Embattled Dreams: California in War and Peace 1940 – 1950

(from Blogcritics)
I have been a huge fan of Kevin Starr’s boosterish histories of California since I read the first book, Americans and the California Dream. His work is the perfect anodyne to Mike Davis’ self-flagellating critique of California and modernity, City of Quartz.
Compare Starr:

So too in the popular entertainment of 1940, so much of it originating in California, did the desire for amusement, fantasy, humor, and escape resist the dawning recognition that the United States would soon be entering the conflict.

To Davis:

Such relations of ‘pure capitalism’, of course, are seen as invariable destructive of the identity of ‘true’ intellectuals, still self-defined as artisans or rentiers of their own unique mental productions. Snared in the nets of Hollywood, or entrapped by the Strangelovian logic of the missile industry, ‘seduced’ talents are ‘wasted’, ‘prostituted’, ‘trivialized’, or ‘destroyed’. To move to Lotusland is to sever connection with national reality, to lose historical and experiential footing, to surrender critical distance, to submerge oneself in spectacle and fraud.

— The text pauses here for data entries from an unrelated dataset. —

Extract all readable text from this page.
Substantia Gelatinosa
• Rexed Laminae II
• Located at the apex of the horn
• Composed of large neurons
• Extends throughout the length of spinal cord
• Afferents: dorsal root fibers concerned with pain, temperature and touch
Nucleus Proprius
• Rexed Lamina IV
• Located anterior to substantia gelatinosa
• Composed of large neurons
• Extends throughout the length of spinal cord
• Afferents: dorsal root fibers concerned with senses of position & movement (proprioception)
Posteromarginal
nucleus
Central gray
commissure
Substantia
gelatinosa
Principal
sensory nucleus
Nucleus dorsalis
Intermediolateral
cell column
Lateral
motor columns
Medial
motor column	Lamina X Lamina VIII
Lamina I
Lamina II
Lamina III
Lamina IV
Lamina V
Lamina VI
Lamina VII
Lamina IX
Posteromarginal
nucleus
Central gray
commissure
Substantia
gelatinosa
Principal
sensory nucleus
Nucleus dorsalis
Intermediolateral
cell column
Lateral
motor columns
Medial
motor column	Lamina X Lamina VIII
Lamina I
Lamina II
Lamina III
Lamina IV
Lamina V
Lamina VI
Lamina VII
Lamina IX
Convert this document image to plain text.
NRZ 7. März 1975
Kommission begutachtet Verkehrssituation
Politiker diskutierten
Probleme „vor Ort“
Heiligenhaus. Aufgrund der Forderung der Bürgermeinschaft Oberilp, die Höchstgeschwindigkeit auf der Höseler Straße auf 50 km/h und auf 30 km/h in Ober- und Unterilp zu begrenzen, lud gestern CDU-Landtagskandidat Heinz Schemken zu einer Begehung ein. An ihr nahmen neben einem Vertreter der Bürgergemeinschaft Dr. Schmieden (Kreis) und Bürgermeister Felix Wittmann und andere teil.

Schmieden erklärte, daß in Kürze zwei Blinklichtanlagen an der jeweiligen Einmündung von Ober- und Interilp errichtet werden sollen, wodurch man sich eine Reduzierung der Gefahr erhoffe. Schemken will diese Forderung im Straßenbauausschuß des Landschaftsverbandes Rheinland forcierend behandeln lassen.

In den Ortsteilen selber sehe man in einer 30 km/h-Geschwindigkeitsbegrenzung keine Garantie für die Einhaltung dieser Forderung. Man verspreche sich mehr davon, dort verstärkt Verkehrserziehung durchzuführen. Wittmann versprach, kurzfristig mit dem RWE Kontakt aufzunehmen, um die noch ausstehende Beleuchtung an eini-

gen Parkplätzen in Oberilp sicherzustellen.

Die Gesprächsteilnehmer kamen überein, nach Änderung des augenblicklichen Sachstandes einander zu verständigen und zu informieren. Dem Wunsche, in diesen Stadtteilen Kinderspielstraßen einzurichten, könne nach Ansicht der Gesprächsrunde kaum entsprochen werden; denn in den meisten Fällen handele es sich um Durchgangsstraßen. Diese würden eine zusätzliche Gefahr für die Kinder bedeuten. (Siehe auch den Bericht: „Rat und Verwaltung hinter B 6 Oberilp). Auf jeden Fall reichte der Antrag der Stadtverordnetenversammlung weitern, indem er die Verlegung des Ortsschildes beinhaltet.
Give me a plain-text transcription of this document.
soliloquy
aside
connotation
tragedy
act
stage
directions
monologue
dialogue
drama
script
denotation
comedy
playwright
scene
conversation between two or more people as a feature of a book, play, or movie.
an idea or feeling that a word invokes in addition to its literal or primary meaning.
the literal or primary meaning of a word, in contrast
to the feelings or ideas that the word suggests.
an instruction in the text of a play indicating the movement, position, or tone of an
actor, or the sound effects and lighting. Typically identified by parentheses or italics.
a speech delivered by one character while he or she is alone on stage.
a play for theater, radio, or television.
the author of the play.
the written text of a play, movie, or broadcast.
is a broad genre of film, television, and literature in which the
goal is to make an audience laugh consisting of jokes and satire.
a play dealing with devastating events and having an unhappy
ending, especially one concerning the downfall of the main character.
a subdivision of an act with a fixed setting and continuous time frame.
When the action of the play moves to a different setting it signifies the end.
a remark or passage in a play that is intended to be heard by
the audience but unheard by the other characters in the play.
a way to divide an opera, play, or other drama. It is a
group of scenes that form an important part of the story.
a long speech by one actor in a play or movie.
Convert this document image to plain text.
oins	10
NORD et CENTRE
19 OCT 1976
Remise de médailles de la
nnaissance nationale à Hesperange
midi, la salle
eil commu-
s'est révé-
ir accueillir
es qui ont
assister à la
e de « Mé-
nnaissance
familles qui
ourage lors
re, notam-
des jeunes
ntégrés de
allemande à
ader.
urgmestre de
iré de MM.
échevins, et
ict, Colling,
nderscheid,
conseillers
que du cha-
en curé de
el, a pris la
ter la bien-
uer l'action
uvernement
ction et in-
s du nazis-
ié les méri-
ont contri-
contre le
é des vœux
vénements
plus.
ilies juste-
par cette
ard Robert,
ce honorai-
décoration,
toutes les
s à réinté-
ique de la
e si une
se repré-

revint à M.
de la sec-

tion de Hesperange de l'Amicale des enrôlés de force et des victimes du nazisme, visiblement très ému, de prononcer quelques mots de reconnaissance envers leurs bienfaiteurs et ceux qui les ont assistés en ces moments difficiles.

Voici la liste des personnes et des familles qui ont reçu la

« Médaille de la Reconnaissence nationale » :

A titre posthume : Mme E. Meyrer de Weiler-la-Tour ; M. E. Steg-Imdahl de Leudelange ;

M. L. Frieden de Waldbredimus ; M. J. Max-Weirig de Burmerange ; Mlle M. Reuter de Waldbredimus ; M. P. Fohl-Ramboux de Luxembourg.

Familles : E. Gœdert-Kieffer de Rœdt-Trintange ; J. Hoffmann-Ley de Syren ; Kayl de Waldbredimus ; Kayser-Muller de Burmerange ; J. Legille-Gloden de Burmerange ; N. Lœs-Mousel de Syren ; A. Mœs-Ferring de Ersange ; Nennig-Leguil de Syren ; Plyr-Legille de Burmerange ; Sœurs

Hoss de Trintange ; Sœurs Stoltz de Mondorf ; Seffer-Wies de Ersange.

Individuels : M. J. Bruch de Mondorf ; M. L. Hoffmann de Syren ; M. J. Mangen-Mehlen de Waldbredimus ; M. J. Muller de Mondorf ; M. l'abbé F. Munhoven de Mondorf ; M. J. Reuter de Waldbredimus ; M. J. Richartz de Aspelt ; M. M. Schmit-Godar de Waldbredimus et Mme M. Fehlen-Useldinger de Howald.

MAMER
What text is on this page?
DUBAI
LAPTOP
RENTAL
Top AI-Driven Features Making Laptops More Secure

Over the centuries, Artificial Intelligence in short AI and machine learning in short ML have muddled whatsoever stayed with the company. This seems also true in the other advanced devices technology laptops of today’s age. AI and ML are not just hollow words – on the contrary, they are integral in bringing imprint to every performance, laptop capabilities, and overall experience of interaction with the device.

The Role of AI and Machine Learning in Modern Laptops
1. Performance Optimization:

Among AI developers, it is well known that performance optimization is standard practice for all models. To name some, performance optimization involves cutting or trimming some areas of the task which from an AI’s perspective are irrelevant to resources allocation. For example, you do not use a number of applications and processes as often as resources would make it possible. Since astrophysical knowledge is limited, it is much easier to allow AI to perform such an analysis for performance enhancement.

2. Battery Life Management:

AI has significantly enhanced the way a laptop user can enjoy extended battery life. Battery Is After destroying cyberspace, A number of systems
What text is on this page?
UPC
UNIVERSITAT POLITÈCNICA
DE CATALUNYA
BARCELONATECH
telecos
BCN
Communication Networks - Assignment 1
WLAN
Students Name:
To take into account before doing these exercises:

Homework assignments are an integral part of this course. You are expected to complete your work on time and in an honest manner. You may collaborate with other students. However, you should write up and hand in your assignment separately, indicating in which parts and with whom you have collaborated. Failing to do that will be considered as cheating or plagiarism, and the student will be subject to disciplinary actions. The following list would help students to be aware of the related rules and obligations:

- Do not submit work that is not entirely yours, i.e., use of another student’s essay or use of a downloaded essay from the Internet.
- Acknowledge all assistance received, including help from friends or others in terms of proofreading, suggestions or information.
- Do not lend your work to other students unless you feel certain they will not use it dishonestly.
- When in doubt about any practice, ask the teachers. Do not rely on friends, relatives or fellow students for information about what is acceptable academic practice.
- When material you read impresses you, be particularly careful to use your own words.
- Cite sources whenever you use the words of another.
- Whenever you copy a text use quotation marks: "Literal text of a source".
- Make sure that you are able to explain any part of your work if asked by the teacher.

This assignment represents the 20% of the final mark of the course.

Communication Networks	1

Embattled Dreams is the sixth book in Starr’s series, and in some ways the key one, because the roots of modern California were planted in World War II. There were older Californias, and we still can see their traces, but the California in which I live, and the California which serves as a bellwether for modernity, was laid out and built during and immediately after the war.
In it he details the cultural and human impact of the war, and then touches on the rise of Republican Progressivism which has defined much of the postwar era. He talks at length about Earl Warren, the Republican prosecutor turned Progressive Governor turned liberal Supreme Court Justice.
He also, I believe, tries to answer Davis and the critical challengers of the left by emphasizing the pernicious racism of the era, manifested by the anti-Japanese agitation that culminated in the relocation camps, and by the challenges of wartime integration.
Where the book fails, I believe is in integrating both of those histories…of the hopeful, optimistic Folks (as he calls the Midwestern immigrants) with the hope and optimism that led the Japanese, Hispanic, and African-American immigrants to also settle in California – and what happened when their dreams and the fears of the Folks clashed.
He concludes the book with the opening chapter of California red-baiting (which will figure prominently in his next book, I assume), and

The ensuing decade would witness Earl Warren emerge as one of the most influential – and liberal – Chief Justices in American history. Calm, majestic, Warren seemed destined for the marble corridors of the Supreme Court. Now, as Chief Justice, the other side of Warren’s nature – the liberal side of the California duality – was free to emerge. Historians would later describe Warren as reversing his philosophies and values after being appointed to the Court and turning liberal, even going soft, did not know the full complexity of Warren’s California Progressive sensibility with its admixture of conservative and liberal values.

I wish that the book had dug deeper into California Progressivism; I think it hold the key to understanding how we can reclaim the territory abandoned by the culture warriors of the right and left.
Starr needs no defense against Davis; California itself is his defense.